The Supreme Court could begin to reorder its abortion rights jurisprudence Wednesday, as a conservative majority reinforced by President Trump’s two nominees considers a restrictive law from Louisiana.
The court is examining whether the state’s 2014 law requiring doctors at abortion clinics to have admitting privileges at nearby hospitals unduly burdens women’s access to abortion. Practitioners claim, and a federal judge agreed, that the law could force two of the state’s abortion clinics to close, leaving only one doctor to perform the procedure.
Abortion providers say the case will be a test of the court’s commitment to honor precedent: The law is practically identical to a Texas law struck down by the Supreme Court in 2016. Now-retired justice Anthony M. Kennedy joined the court’s four liberals to form a majority in what was its most important endorsement of abortion rights in 25 years.
Trump’s choices for the court, Neil M. Gorsuch and Brett M. Kavanaugh, who replaced the late Antonin Scalia and Kennedy, respectively, were enthusiastically supported by antiabortion groups.
The court could reaffirm or overturn that 2016 precedent, or distinguish it in a way that a restriction deemed unconstitutional in one state is allowed in another.
Louisiana says its law is intended to protect women’s health and requires abortion providers to get the same admitting privileges as those required at other ambulatory surgical centers. It is also asking the court to do away with a decades-old precedent that allows abortion providers to challenge laws on behalf of women.
Besides Trump’s nominees, the most closely watched member of the court will be Chief Justice John G. Roberts Jr. He was a dissenter in the 2016 case and has never in his tenure found that an abortion restriction went too far.
But in February 2019, he sided with the court’s four liberals in an emergency motion that kept the Louisiana law from going into effect.
Roberts gave no reason for his vote. He may have questioned whether an appeals court decision to uphold the Louisiana law complied with the court’s precedent, or he could have simply wanted to maintain the status quo until the Supreme Court could consider its merits.
Another change at the court: While the Justice Department in 2016 urged the court to strike down the Texas law, Trump administration lawyers will argue Louisiana’s should be left in place, even if it means overturning the opinion in the Texas case, Whole Woman’s Health v. Hellerstedt.

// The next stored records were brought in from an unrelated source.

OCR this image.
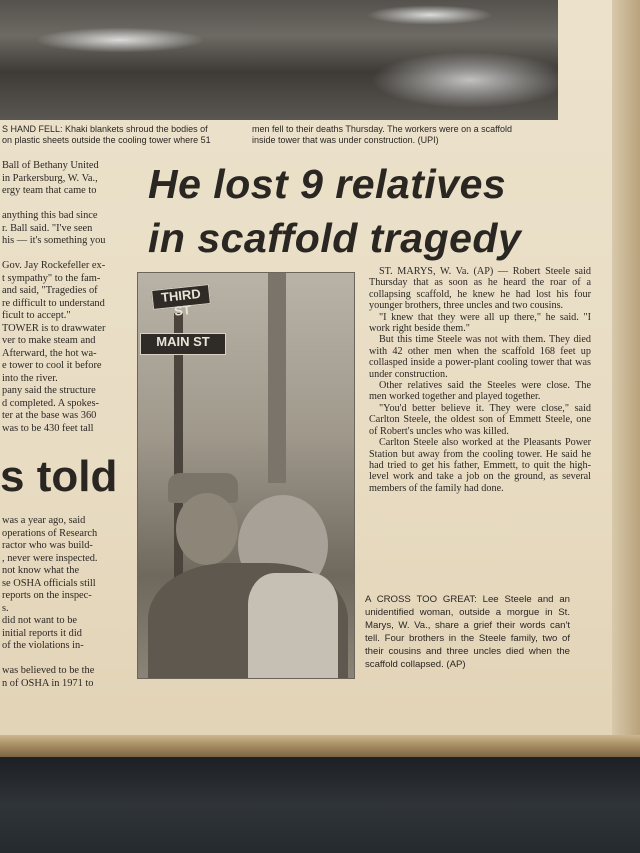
S HAND FELL: Khaki blankets shroud the bodies of
on plastic sheets outside the cooling tower where 51
men fell to their deaths Thursday. The workers were on a scaffold
inside tower that was under construction. (UPI)
Ball of Bethany United
in Parkersburg, W. Va.,
ergy team that came to

anything this bad since
r. Ball said. "I've seen
his — it's something you

Gov. Jay Rockefeller ex-
t sympathy" to the fam-
and said, "Tragedies of
re difficult to understand
ficult to accept."
TOWER is to drawwater
ver to make steam and
Afterward, the hot wa-
e tower to cool it before
into the river.
pany said the structure
d completed. A spokes-
ter at the base was 360
was to be 430 feet tall
He lost 9 relatives
in scaffold tragedy
s told
was a year ago, said
operations of Research
ractor who was build-
, never were inspected.
not know what the
se OSHA officials still
reports on the inspec-
s.
did not want to be
initial reports it did
of the violations in-

was believed to be the
n of OSHA in 1971 to
THIRD ST
MAIN ST
A CROSS TOO GREAT: Lee Steele and an unidentified woman, outside a morgue in St. Marys, W. Va., share a grief their words can't tell. Four brothers in the Steele family, two of their cousins and three uncles died when the scaffold collapsed. (AP)

ST. MARYS, W. Va. (AP) — Robert Steele said Thursday that as soon as he heard the roar of a collapsing scaffold, he knew he had lost his four younger brothers, three uncles and two cousins.

"I knew that they were all up there," he said. "I work right beside them."

But this time Steele was not with them. They died with 42 other men when the scaffold 168 feet up collasped inside a power-plant cooling tower that was under construction.

Other relatives said the Steeles were close. The men worked together and played together.

"You'd better believe it. They were close," said Carlton Steele, the oldest son of Emmett Steele, one of Robert's uncles who was killed.

Carlton Steele also worked at the Pleasants Power Station but away from the cooling tower. He said he had tried to get his father, Emmett, to quit the high-level work and take a job on the ground, as several members of the family had done.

The court’s majority in that decision said the admitting-privileges requirement “provides few, if any, health benefits for women, poses a substantial obstacle to women seeking abortions, and constitutes an ‘undue burden’ on their constitutional right to do so.”
Hospitalization after an abortion is rare, all sides agree, and the lack of admitting privileges by the doctor who performed the procedure is not a bar to the woman getting needed medical care. The court’s opinion said there are numerous reasons doctors might not be able to attain admitting privileges at a nearby hospital, including the fact that it is so rare for their clients to need hospitalization.

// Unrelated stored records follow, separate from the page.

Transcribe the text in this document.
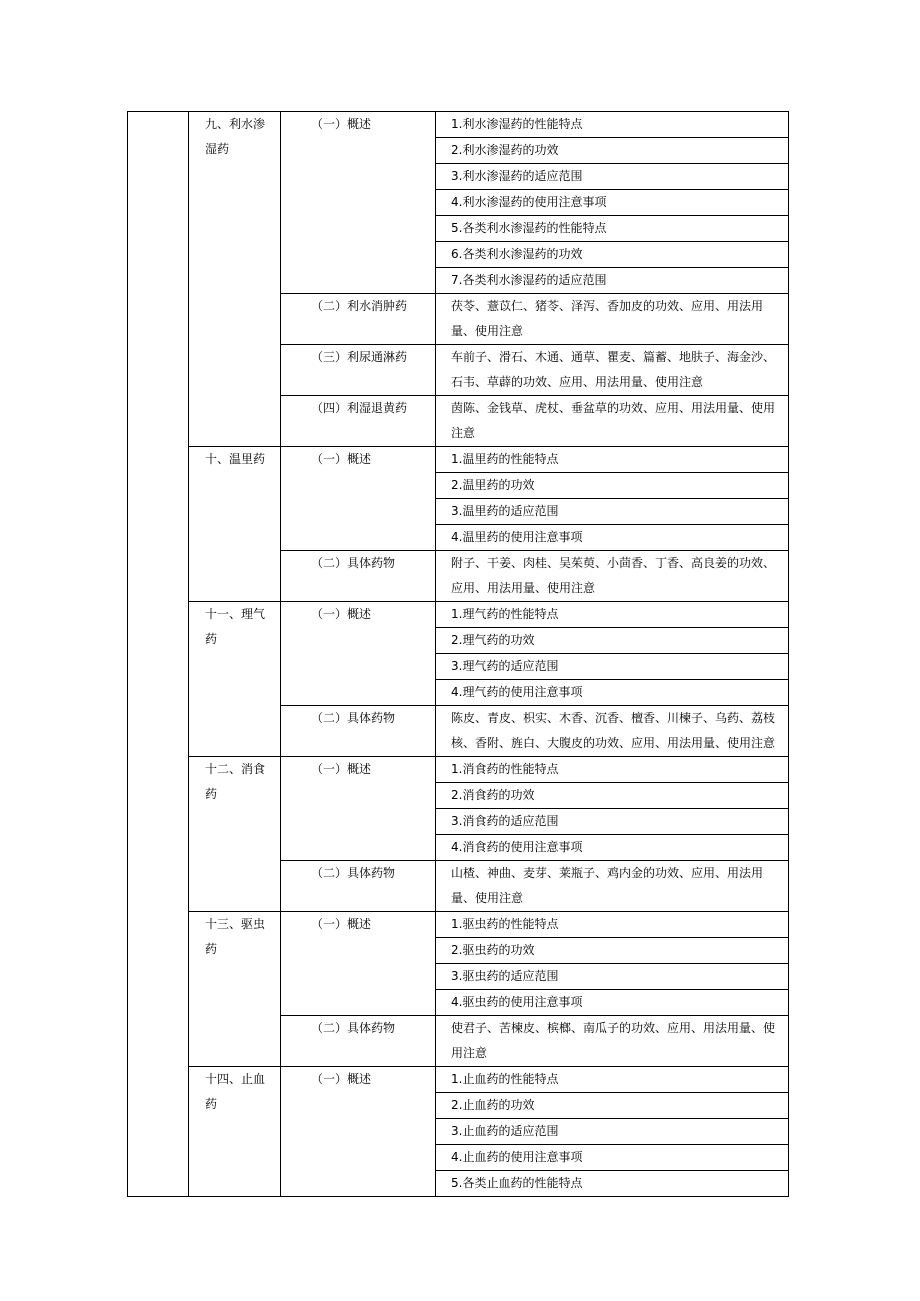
	九、利水渗湿药	（一）概述	1.利水渗湿药的性能特点
			2.利水渗湿药的功效
			3.利水渗湿药的适应范围
			4.利水渗湿药的使用注意事项
			5.各类利水渗湿药的性能特点
			6.各类利水渗湿药的功效
			7.各类利水渗湿药的适应范围
		（二）利水消肿药	茯苓、薏苡仁、猪苓、泽泻、香加皮的功效、应用、用法用量、使用注意
		（三）利尿通淋药	车前子、滑石、木通、通草、瞿麦、篇蓄、地肤子、海金沙、石韦、草薜的功效、应用、用法用量、使用注意
		（四）利湿退黄药	茵陈、金钱草、虎杖、垂盆草的功效、应用、用法用量、使用注意
	十、温里药	（一）概述	1.温里药的性能特点
			2.温里药的功效
			3.温里药的适应范围
			4.温里药的使用注意事项
		（二）具体药物	附子、干姜、肉桂、吴茱萸、小茴香、丁香、高良姜的功效、应用、用法用量、使用注意
	十一、理气药	（一）概述	1.理气药的性能特点
			2.理气药的功效
			3.理气药的适应范围
			4.理气药的使用注意事项
		（二）具体药物	陈皮、青皮、枳实、木香、沉香、檀香、川楝子、乌药、荔枝核、香附、旌白、大腹皮的功效、应用、用法用量、使用注意
	十二、消食药	（一）概述	1.消食药的性能特点
			2.消食药的功效
			3.消食药的适应范围
			4.消食药的使用注意事项
		（二）具体药物	山楂、神曲、麦芽、莱瓶子、鸡内金的功效、应用、用法用量、使用注意
	十三、驱虫药	（一）概述	1.驱虫药的性能特点
			2.驱虫药的功效
			3.驱虫药的适应范围
			4.驱虫药的使用注意事项
		（二）具体药物	使君子、苦楝皮、槟榔、南瓜子的功效、应用、用法用量、使用注意
	十四、止血药	（一）概述	1.止血药的性能特点
			2.止血药的功效
			3.止血药的适应范围
			4.止血药的使用注意事项
			5.各类止血药的性能特点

A Louisiana federal judge held a six-day trial on the law and agreed with abortion providers that the court’s decision in Hellerstedt meant the law was unconstitutional.
But a panel of the U.S. Court of Appeals for the 5th Circuit — the same court that had upheld the Texas law — disagreed. The panel on a 2-to-1 vote found factual distinctions between how the restriction played out in Texas and Louisiana.
Judge Jerry E. Smith, writing for the majority, said that the court complied with the Supreme Court’s decision by taking a painstakingly close look at the details.
“Unlike in Texas, the [Louisiana law] does not impose a substantial burden on a large fraction of women,” he concluded.
The full 5th Circuit declined to reconsider the panel’s decision, and dissenting judges said their colleagues seemed more intent on giving the Supreme Court a chance to reverse its 2016 ruling than complying with it.
“I am unconvinced that any justice of the Supreme Court who decided Whole Woman’s Health would endorse our opinion,” Judge Stephen A. Higginson wrote in his dissent. “The majority would not, and I respectfully suggest that the dissenters might not either.”
The Louisiana case is June Medical Services v. Russo.